La Cour de justice de l’Union européenne a rendu, le 18 juin 2020, un arrêt relatif à la procédure de levée d’immunité d’un fonctionnaire. Un agent d’une institution faisait l’objet d’une enquête pour des soupçons de malversations financières au sein d’un organisme européen chargé des investigations. L’intéressé a formé un recours en annulation devant le Tribunal de l’Union européenne contre la décision de levée de son immunité de juridiction. Par un arrêt du 24 octobre 2018, le Tribunal a accueilli ce recours en invoquant une violation caractérisée du droit d’être entendu. La Cour devait déterminer si le droit d’être entendu s’impose à l’enquêteur avant la transmission de la demande de levée d’immunité à l’autorité. Le juge annule la décision de première instance en considérant que cette garantie s’exerce uniquement lors de la phase finale de la procédure. L’analyse de cette délimitation temporelle du droit d’être entendu précédera l’étude de l’équilibre ainsi instauré entre enquête et garanties individuelles.
I. La délimitation temporelle du droit d’être entendu
A. L’exclusion de l’audition préalable lors de la saisine de l’autorité
La Cour précise que le respect des droits de la défense constitue un principe général fondamental du droit de l’Union européenne. Toutefois, ce droit ne s’applique pas systématiquement à tous les actes émanant d’un organisme chargé de mener des investigations internes. L’arrêt énonce que « l’organisme n’est pas tenu d’entendre le fonctionnaire concerné avant de soumettre une demande à l’institution ». Cette solution écarte l’interprétation extensive du Tribunal qui exigeait un dialogue contradictoire dès la genèse de la demande de levée.

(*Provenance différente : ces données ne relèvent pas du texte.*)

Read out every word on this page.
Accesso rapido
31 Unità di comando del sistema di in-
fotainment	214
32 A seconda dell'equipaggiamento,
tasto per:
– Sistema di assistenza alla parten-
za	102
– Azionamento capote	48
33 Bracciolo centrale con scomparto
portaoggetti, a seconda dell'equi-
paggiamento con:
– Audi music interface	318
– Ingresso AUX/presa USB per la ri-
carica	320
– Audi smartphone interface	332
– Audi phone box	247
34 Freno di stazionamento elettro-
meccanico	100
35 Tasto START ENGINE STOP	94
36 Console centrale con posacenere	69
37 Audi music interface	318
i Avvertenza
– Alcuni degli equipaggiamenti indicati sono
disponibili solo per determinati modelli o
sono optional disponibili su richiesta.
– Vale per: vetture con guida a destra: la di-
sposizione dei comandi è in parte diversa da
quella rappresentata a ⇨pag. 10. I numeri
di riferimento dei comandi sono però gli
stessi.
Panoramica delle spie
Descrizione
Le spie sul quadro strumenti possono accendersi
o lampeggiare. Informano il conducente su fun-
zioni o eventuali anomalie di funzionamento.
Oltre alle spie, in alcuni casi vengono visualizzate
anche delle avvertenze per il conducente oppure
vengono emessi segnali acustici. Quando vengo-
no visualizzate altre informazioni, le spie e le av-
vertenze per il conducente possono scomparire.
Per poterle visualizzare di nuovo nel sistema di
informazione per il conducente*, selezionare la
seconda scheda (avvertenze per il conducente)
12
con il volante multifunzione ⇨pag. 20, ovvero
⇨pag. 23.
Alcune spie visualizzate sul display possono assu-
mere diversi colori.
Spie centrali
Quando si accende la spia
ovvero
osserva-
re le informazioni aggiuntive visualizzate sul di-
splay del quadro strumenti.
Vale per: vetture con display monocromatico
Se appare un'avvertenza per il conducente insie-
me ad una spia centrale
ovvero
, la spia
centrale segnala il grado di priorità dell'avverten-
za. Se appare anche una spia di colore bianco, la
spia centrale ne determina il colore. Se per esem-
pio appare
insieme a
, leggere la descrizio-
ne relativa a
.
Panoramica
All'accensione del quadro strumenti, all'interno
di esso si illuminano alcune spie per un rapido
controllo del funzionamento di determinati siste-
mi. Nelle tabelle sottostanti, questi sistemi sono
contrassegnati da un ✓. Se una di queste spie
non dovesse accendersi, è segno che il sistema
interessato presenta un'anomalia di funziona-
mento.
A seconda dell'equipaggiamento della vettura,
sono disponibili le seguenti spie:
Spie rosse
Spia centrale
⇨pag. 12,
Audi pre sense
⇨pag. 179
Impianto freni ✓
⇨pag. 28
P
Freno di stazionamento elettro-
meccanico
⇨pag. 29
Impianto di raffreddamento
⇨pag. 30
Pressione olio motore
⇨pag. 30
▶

B. La nature préparatoire de la demande formulée par l’organisme d’enquête
La décision souligne que la demande de levée d’immunité ne constitue qu’un acte préparatoire dépourvu d’effets juridiques obligatoires envers les tiers. Seule la décision finale prise par l’autorité compétente est susceptible de léser les intérêts du fonctionnaire de manière directe. En conséquence, l’absence d’audition à ce stade n’entache pas de nullité la procédure ultérieure menée par l’institution de tutelle. La Cour rétablit une distinction classique entre les actes de pure instruction et les actes décisoires faisant grief aux agents. Cette approche temporelle de la protection juridique s’explique par la nécessité de préserver l’efficacité des investigations menées au sein de l’Union.
II. L’équilibre entre efficacité de l’enquête et garanties procédurales
A. La protection de l’effet utile des investigations pénales
L’obligation d’informer l’intéressé trop tôt pourrait compromettre le secret des enquêtes et la collecte des preuves nécessaires au procès pénal. La Cour considère que l’efficacité de la lutte contre la fraude justifie une restriction temporaire du caractère contradictoire de la procédure. Le juge européen évite ainsi de paralyser l’action de l’organisme d’enquête par un formalisme excessif durant les phases préliminaires. Cette approche fonctionnelle privilégie la célérité des investigations sur une application absolue et prématurée des garanties individuelles de l’agent.
B. Le report de la garantie contradictoire au stade de la décision finale
Le droit d’être entendu trouve son plein effet lorsque l’autorité investie du pouvoir de nomination examine le bien-fondé de la demande. L’institution doit alors permettre à son agent de présenter ses observations avant d’adopter l’acte portant levée de son immunité. La protection juridique du fonctionnaire est donc assurée de manière suffisante avant que sa situation personnelle ne soit définitivement affectée. Le renvoi de l’affaire devant le Tribunal permettra de statuer sur les autres moyens de droit initialement soulevés par le requérant.